In utero, at the end of the first trimester, erythrocytes contain hemoglobin (Hb)F (α₂γ₂), which, like HbA (α₂β₂) and HbA₂ (α₂δ₂), is composed of four protein (globin) molecules, each binding one of four hematoporphyrin rings. The P₅₀ of HbF is 19 mm Hg (compared with the P₅₀ of HbA of 26.8 mm Hg), that is, HbF has a higher affinity for O₂, which is necessary for the fetus to extract O₂ from the placenta and the maternal erythrocytes. Within 6 months of birth, HbF is replaced by adult Hb (HbA), except in individuals with hemoglobinopathies, of which there are close to 300 variants. In people with SCD, the amino acid valine is substituted for glutamic acid in the β-globulin chain. In the United States, approximately 1 in 500 African American children and 2 in 36,000 Hispanic American children have SCD. These children may initially have normal Hb values but, over time, develop anemia (sickle cell anemia [SCA]).

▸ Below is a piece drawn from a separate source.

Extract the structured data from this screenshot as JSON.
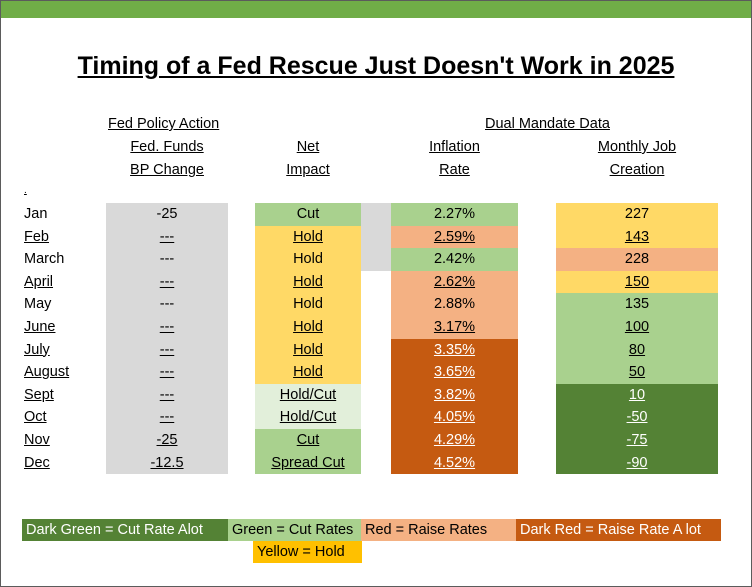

People with SCA, also referred to as HbSS because they have homozygosity for the gene encoding the β chain of hemoglobin (mutant S), develop sickling of erythrocytes in small arterioles at O₂ tensions of 40 to 45 mm Hg (the P₅₀ of HbS is approximately 49 mm Hg). However, although hypoxia may cause these cells to “sickle,” the process is far more complex, involving erythrocyte-endothelial cell interactions, viscosity of the blood, and probably cytokines released locally as part of a systemic inflammatory response. Patients with sickle cell trait, also called HbAS because of the heterozygosity for the mutation, can develop sickling of erythrocytes at O₂ tensions of 20 to 25 mm Hg. Other, rarer forms of SCD—such as sickle cell–hemoglobin C disease (HbSC), sickle cell–hemoglobin D disease (HbSD), sickle cell β-plus-thalassemia (HbS/β⁺), and sickle cell β-zero-thalassemia (HbS/β⁰)—are compound heterozygous states in which the affected individual has only one copy of the mutation that causes HbS and one copy of another abnormal hemoglobin allele. These cells can also “sickle,” but people with these heterozygous conditions tend to have higher Hb levels (approximately 10 g/dL) than do people with HbSS.

Although the term sickle cell crisis is commonly used, in reality, a variety of crises are subsumed under this term, including vaso-occlusive, splenic sequestration, aplastic, and hemolytic crises. Patients with SCA have increased perioperative morbidity and mortality rates, as compared with the general population, likely due to vaso-occlusion from sickled erythrocytes, resulting in acute tissue injury and chronic organ damage (Table 206-1). People with SCA also undergo more operations and at an earlier age; the most commonly performed surgical procedures are cholecystectomy (due to an increased rate of formation of pigmented gallstones and cholelithiasis in this population), splenectomy (because of splenic sequestration and splenic pooling), and hip arthroplasty (related to the 50% rate of osteonecrosis in the femoral head among individuals with SCA who are 35 years of age and older). In addition, postoperative hospital length of stay is typically longer in this population.